La balance avec l'autre couple est aussi très bien faite et à autant d'importance dans le récit. J'ai apprécié le contre pied de la relation auto destructrice et perverse entre Si Jun et Ju-A, lui plus torturé qu'elle, vivant dans un passé qu'il refuse de voir mourir, et qui nous balade jusqu'à la fin, pour savoir comment cela va se conclure, pour le pire ou pour le meilleur.Ce que j'ai aimé dans Melo Movie c'est avant tout c'est tous cette galerie de portraits qui retrace toute en justesse la personnalité d'êtres complexes, marqués chacun à leur manière par les épreuves de la vie. Car le récit psychologique qui nous est proposé est non seulement bien écrit, bien réalisé (l'épisode 7 relatif aux relations entre les 2 frères étant le plus beau et le plus émouvant pour moi) mais surtout très bien joué par ce casting exceptionnel. Il y a une montée en intensité au fil des épisodes assez troublante.
Le rythme est lent, pour exposer le mode contemplatif. Les flashback apportent un plus dans la compréhension psychologique de nos héros. J'ai ressenti ici ce que j'avais trouvé dans le drama 'Mr Plankton", le brin de folie en moins. La bande musicale est de qualité, toujours au bon moment. Mais Melo Movie c'est aussi et surtout l'évocation du thème de la seconde chance : en amour, en amitié, dans le travail, peut-on se refaire une virginité en repartir de zéro, en faisant table rase après s'être réconcilié avec son passé, aussi douloureux soit-il ?

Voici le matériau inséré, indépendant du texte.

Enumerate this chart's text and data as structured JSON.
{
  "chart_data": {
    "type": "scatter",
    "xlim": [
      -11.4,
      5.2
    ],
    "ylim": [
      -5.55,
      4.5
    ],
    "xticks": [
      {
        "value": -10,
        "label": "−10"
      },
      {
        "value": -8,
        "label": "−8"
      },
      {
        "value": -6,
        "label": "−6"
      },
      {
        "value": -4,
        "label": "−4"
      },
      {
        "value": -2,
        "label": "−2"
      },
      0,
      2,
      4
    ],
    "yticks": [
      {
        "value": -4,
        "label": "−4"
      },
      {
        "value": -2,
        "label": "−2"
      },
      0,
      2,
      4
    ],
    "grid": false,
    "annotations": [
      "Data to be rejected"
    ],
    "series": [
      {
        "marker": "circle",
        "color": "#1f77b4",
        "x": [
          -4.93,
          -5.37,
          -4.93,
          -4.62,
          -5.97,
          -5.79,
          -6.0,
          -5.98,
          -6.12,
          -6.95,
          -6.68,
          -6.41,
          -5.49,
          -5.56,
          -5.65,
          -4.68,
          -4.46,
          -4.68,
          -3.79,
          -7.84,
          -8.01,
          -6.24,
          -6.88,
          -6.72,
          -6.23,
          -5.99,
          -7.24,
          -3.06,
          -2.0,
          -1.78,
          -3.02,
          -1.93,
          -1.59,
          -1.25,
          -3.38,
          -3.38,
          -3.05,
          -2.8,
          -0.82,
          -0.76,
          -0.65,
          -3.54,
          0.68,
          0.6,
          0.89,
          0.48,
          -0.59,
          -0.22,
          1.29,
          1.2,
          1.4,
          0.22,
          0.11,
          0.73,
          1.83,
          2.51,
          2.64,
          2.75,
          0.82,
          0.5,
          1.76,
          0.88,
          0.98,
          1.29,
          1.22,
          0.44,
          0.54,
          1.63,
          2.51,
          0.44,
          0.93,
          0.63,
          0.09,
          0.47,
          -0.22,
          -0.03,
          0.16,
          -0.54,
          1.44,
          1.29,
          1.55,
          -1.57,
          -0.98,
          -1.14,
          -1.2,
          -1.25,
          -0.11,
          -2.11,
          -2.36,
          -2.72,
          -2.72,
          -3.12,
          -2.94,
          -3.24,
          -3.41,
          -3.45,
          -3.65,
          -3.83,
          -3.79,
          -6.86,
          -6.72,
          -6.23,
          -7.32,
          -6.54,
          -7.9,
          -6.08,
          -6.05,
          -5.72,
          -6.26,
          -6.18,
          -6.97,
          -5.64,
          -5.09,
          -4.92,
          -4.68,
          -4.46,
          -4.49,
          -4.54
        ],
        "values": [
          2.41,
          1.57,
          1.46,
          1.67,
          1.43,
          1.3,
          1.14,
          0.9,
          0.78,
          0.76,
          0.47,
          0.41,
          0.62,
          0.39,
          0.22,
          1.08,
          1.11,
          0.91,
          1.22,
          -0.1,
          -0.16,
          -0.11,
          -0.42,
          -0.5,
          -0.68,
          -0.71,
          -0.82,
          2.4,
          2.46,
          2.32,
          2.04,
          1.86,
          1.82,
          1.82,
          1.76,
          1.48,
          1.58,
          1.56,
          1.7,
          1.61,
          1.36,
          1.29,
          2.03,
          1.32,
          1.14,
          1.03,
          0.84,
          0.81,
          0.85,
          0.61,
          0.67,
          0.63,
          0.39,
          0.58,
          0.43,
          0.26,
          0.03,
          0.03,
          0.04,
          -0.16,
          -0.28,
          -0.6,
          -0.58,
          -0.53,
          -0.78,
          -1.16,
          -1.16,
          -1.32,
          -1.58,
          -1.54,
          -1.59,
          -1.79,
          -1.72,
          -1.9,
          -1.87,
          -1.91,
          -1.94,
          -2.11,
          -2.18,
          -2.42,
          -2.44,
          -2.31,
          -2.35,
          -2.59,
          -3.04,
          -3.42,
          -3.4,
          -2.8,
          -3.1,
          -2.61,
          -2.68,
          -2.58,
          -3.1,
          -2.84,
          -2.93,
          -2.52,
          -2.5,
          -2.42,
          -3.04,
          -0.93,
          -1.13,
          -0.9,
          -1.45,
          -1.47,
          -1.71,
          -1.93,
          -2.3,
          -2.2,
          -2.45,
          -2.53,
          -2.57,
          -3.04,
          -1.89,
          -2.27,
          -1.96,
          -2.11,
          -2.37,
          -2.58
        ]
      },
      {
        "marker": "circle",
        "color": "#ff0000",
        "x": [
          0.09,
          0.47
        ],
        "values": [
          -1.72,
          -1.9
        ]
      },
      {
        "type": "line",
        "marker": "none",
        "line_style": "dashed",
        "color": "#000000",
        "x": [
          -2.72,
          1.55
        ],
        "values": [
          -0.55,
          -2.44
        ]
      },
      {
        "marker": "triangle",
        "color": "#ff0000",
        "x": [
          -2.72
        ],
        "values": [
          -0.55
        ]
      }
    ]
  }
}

Je me suis fais un mauvais film sur ce drama et je ne regrette pas de m'y être plongé. Moi même je me suis surpris à l'avoir aimé, peut être par ce que je me suis senti concerné par les propos tenus et par la réaction de plusieurs personnages. Alors certes il n'est pas dénué de défauts, (merci à l'épilogue de l'épisode 6 qui spoil l'épisode suivant, des transitions plus ou bien moins réussies, des abus de fonds verts par moments) mais ils sont rapidement oubliés, notamment grâce à une bande musicale très belle. On ne tombe jamais dans le pathos facile ici, on est porté par les émotions que les comédiens nous amènent sur un plateau avec ce relent de sincérité. C'est tout ce que j'ai demandé, alors merci. Et la dernière scène, avec une devanture de "Cinema Paradiso", un des mes films préférés, résume à elle seule le message transmis. La vie n'est pas un film, elle le devient avec les ingrédients que l'on décide de mettre dedans.